Salon Mimarlık’ın kurucu ortaklarından Melike Altınışık ise teknoloji ve mimarlık ilişkisinin günümüzdeki durumuna bir eleştiri getirirken, gelecekte mimarların rolünün ne olacağını sorguladı. Mimarlar teknolojiyi 1-2 adım geriden takip ediyor diyen Altınışık, “Herkes Bir Gün Mimar Olacak” isimli konuşmasında teknolojik gelişmelerin getirdiği bireyselleşme ve seri üretimin yerini alacağını düşündüğü seri özelleştirme kavramlarına değindi. Yüzyıl içerisinde belki herkes mimar olacak, kendi üretimlerini teknolojik araçlarla kendileri yapacak diyen Atınışık, mimarlara ise farklı bir görev biçti: Mimarlar kent ölçeğinden daha üst bir ölçekte duran sistem tasarımcıları olacaklar. (Sudaş, İlknur, 2014, Teknolojik Gelişmeler Arasında Mimar ve Mimarlık, Arkitera)
Bir şey zaman içinde var olamaz, zamanı cisimleştirir. Bir şey mekanda basitçe var olamaz ama mekanı kendi içinden geliştirir (Führ, Eduard, Mimarlığın Mevcudiyeti, Çev: Dr. Enver Orman, Zaman-Mekan, YEM Yayın, s.44) Yani mekan edilgendir. Buradaki etken ise içindeki bir ‘şey’dir. Bu ‘şey’ hareketlidir, yaşamdır bir nevi. Mekanın artık etken olması gerekir, mekanın bize cevap vermesi gerekir. Bu yüzdendir ki mekan hareket kazanmalıdır. Form merkezli sistemden algı ve deneyim merkezli bir sisteme doğru yönelim zorunludur.
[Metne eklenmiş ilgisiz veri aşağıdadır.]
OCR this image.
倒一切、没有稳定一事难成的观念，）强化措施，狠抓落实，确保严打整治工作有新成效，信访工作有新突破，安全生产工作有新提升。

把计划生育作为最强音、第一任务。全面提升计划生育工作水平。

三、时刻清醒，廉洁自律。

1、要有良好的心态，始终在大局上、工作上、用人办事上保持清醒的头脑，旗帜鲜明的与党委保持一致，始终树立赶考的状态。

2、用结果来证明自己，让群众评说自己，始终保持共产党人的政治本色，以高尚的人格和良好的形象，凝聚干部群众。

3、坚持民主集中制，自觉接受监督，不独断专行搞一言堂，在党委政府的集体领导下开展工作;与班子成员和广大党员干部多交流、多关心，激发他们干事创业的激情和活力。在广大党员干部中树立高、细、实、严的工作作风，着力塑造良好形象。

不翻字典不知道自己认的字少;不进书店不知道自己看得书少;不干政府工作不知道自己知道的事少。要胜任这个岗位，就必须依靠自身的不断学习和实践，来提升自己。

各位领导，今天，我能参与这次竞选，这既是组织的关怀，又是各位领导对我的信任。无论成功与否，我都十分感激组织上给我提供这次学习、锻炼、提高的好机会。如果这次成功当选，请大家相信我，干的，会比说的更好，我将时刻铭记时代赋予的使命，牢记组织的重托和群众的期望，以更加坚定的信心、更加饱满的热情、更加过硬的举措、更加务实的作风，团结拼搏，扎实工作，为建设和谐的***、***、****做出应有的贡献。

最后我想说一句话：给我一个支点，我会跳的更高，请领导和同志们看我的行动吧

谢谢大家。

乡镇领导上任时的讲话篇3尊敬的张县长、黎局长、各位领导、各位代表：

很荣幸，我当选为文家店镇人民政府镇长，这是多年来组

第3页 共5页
“archi’tech” bir sistem önerisidir. Oluşturulan kavramsal bütünlükte anlık ihtiyaçlara cevap veren, etken halde olan, verdiği cevaplardan bilgi edinip bu bilgiyi paylaşan sistem, kente yaptığı küçük dokunuşlarla kent bütününde adeta “domino” etkisi yaratır. Yani bu şekilde kentteki ufak bir dokunuş büyük ölçekte çözümler üretebilir. Dolayısıyla archi’tech’in ölçek olarak hangi konumda olduğu konusu da değişkendir. Yani sistem mikro ölçekte olduğu kadar, bu ölçekteki etkiyi makro düzeye de taşıyabilir, makro ölçeğe de dönüşebilir. Makro ölçekteki sorunlara mikro stratejiler de üretebilir.